Procès des « structures négrières » : dirigeants de Wust acquittés.
Les prévenus étaient soupçonnés d’avoir participé à un système frauduleux dans le but d’éluder les cotisations sociales dans le secteur de la construction, impliquant une quinzaine de sociétés entre 2016 et 2020. Le tribunal correctionnel a écarté vis-à-vis de l’entreprise Wust et de ses dirigeants les préventions d’organisation criminelle et d’utilisation illégale de travailleurs, tandis que d’autres personnes poursuivies ont été condamnées à des peines allant de 1 à 3 ans de prison avec sursis et à des amendes de 8000 à 16.000 euros.
Les prévenus étaient accusés d’avoir participé à un système frauduleux visant à éviter les cotisations sociales dans le secteur de la construction. Le mécanisme s’appuie sur ce que la justice désigne comme des « structures négrières ». Une quinzaine de sociétés auraient été concernées entre 2016 et 2020.
Dans son réquisitoire, le parquet fédéral avait décrit une « structure négrière » basée sur un agencement hiérarchique entre trois types d’entreprises : des réservoirs de main-d’œuvre, des pourvoyeuses de main-d’œuvre et une entreprise générale. L’entreprise Wust était accusée d’être à l’origine de cette organisation criminelle, lui permettant d’employer illégalement des travailleurs par le biais de sociétés écrans. Selon le parquet fédéral, certains dirigeants de la société exerçaient ainsi une autorité sur des travailleurs déclarés dans d’autres entreprises. Le parquet avait requis une peine de 5 ans de prison.
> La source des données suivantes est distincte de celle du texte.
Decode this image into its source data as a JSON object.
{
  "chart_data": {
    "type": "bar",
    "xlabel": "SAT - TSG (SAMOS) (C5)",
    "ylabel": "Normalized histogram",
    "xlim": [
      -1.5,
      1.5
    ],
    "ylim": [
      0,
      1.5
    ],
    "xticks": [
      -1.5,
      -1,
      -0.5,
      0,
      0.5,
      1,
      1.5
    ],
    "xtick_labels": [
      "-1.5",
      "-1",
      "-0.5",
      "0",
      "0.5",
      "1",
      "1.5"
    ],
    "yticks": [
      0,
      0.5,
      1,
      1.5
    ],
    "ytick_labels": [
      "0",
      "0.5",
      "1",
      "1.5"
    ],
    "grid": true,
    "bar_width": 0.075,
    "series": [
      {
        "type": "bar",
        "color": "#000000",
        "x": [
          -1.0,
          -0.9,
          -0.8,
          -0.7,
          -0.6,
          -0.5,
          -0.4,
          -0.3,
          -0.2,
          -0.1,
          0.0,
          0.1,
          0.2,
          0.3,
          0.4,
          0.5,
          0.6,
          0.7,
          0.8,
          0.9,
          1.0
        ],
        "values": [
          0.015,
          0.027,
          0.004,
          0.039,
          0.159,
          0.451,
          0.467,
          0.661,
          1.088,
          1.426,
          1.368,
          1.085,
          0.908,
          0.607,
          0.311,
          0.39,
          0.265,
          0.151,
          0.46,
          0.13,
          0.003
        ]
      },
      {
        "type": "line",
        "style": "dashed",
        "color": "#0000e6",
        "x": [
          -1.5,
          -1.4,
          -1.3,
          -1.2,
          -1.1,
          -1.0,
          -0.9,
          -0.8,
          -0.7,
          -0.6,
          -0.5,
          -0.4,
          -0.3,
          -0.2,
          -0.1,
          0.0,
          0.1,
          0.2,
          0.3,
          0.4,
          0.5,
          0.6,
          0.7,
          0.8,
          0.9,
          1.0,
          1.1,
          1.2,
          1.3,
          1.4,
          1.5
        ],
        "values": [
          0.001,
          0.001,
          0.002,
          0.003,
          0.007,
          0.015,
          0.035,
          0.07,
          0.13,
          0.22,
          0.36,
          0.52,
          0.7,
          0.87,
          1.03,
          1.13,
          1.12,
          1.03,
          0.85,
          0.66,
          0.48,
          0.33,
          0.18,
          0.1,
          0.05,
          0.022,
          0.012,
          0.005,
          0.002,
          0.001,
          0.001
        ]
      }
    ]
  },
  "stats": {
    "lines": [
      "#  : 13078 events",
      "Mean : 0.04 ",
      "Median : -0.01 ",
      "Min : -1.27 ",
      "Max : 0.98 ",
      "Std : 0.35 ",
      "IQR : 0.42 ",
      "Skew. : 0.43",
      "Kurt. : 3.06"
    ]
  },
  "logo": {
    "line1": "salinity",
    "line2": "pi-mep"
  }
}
Ce lundi, le tribunal correctionnel n’a donc pas suivi la position du parquet fédéral. Il a ainsi écarté pour l’entreprise liégeoise, filiale de Besix, et ses dirigeants, les accusations d’organisation criminelle et d’utilisation illégale de travailleurs.
En revanche, d’autres personnes mises en cause, travaillant dans des sociétés sous-traitées par Wust, ont été condamnées. Les peines vont de 1 à 3 ans de prison avec sursis et des amendes de 8 000 à 16 000 euros.